Have you seen a tunnel? What does it look like from a distance?
If you have seen one, we bet you know what we are getting to. If you see a black spot on your tooth – it’s caused by tooth decay. Let’s get to the bottom of it.
A black spot on one’s teeth is a very common occurrence, but it still needs your immediate attention. The black spot is a cavity caused by tooth decay. Here is how they are formed and the common causes –
- Not eating right – Habit of binging on foods with high sugar content and then not following right oral health practices after that, can cause cavities. The sugar is broken down to acid by the bacteria in the mouth. This acid weakens the enamel at places where the plaque is extensive. Hence, you get a cavity at that place.
- Not following the right oral habits – The importance of regular brushing and flossing cannot be stated enough. If you don’t follow these practices, plaque would accumulate in the gaps of your teeth and on the surface. Plaque is basically a layer of bacteria, which is very damaging to the teeth. The bacteria in the teeth convert sugars to acid, which as mentioned above damages the enamel.
To cut the long story short, you have a black spot because bacteria have been encouraged to thrive on the tooth surface, causing it to damage the tooth.
If these cavities are not treated on time, they can reach deep, expose roots, and cause severe pain and sensitivity.
How to detect black spots or cavities?
This is precisely why it is recommended to get regular dental checkups. During the visits, the health of your teeth can be determined. Physical examination of teeth or X-rays can be used to find out cavities.
Second is of course a more painful way.
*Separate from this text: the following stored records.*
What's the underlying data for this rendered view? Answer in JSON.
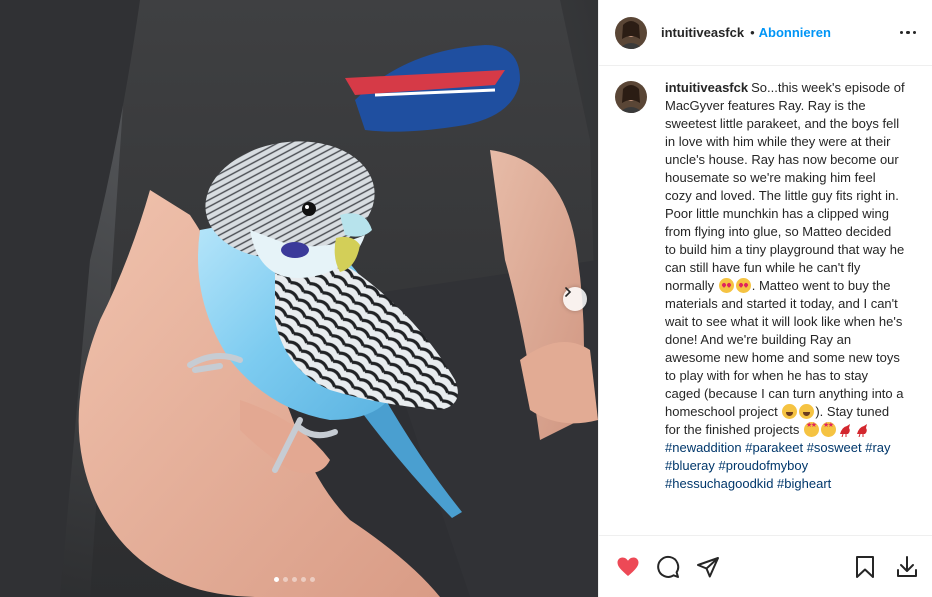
{
  "post": {
    "username": "intuitiveasfck",
    "follow_label": "Abonnieren",
    "separator": "•",
    "caption_user": "intuitiveasfck",
    "caption_parts": [
      "So...this week's episode of MacGyver features Ray. Ray is the sweetest little parakeet, and the boys fell in love with him while they were at their uncle's house. Ray has now become our housemate so we're making him feel cozy and loved. The little guy fits right in. Poor little munchkin has a clipped wing from flying into glue, so Matteo decided to build him a tiny playground that way he can still have fun while he can't fly normally ",
      ". Matteo went to buy the materials and started it today, and I can't wait to see what it will look like when he's done! And we're building Ray an awesome new home and some new toys to play with for when he has to stay caged (because I can turn anything into a homeschool project ",
      "). Stay tuned for the finished projects "
    ],
    "hashtags": [
      "#newaddition",
      "#parakeet",
      "#sosweet",
      "#ray",
      "#blueray",
      "#proudofmyboy",
      "#hessuchagoodkid",
      "#bigheart"
    ],
    "carousel": {
      "count": 5,
      "active": 0
    },
    "liked": true,
    "colors": {
      "accent": "#0095f6",
      "like": "#ed4956",
      "hashtag": "#00376b"
    }
  },
  "icons": {
    "more": "more-options-icon",
    "next": "chevron-right-icon",
    "like": "heart-icon",
    "comment": "comment-icon",
    "share": "send-icon",
    "save": "bookmark-icon",
    "download": "download-icon"
  }
}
You detect them one day when they really start looking ugly or are causing pain & sensitivity.
Now before you freak out, you must know that there is always a solution depending on the degree of damage.
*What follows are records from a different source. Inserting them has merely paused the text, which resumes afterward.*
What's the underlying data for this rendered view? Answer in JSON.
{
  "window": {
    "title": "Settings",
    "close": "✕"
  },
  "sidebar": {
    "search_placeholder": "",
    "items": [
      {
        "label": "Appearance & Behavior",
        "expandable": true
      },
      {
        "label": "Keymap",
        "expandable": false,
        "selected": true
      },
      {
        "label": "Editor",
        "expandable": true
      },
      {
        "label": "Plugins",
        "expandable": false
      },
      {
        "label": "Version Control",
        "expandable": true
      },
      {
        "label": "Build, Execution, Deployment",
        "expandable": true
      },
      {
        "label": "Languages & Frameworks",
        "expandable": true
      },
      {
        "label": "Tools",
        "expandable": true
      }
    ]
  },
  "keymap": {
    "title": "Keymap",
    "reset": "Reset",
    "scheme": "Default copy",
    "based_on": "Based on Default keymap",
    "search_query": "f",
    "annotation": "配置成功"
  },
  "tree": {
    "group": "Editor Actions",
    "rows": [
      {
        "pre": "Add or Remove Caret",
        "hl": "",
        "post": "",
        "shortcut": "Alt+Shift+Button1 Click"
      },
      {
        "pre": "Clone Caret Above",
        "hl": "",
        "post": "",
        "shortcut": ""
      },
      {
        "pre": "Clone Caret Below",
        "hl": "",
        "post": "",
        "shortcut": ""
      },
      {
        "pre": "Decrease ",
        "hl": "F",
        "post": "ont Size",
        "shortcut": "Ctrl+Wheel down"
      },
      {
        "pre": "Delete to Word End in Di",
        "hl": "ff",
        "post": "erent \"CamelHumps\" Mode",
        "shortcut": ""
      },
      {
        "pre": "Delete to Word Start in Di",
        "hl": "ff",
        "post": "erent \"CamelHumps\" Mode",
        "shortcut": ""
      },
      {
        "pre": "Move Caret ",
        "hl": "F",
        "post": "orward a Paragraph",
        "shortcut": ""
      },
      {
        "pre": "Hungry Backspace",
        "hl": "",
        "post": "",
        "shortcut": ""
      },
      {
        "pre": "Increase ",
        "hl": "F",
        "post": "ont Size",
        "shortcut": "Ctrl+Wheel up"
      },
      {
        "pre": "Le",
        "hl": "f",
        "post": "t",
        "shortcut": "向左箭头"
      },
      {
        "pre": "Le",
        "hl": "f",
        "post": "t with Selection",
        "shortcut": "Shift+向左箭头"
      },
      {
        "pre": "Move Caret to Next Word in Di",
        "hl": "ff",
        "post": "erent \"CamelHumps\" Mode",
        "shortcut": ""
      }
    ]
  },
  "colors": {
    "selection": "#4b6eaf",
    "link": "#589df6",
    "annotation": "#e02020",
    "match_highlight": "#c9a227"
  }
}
- Calcium or fluoride treatment – Since cavity is caused due to weakening of enamel, calcium or fluoride can be applied to strengthen it. This treatment is best when the cavity is detected early.
- Fillings – If the cavity is formed, but is not very deep, it can be filled with a silver amalgam, porcelain or something more expensive like a composite material.
- Root canal – This is needed when the cavity reaches deep to the root. The infected pulp is removed, the canals are filled with a permanent material and a temporary filling is given to seal the canals.
Though we are all aware of most of these dental terms, we don’t really pay attention to it unless we see that black spot one day. Why reach that day?
Follow healthy oral habits, a balanced diet and visit the dentist regularly for cleaning or checkups. That should address most of the concerns.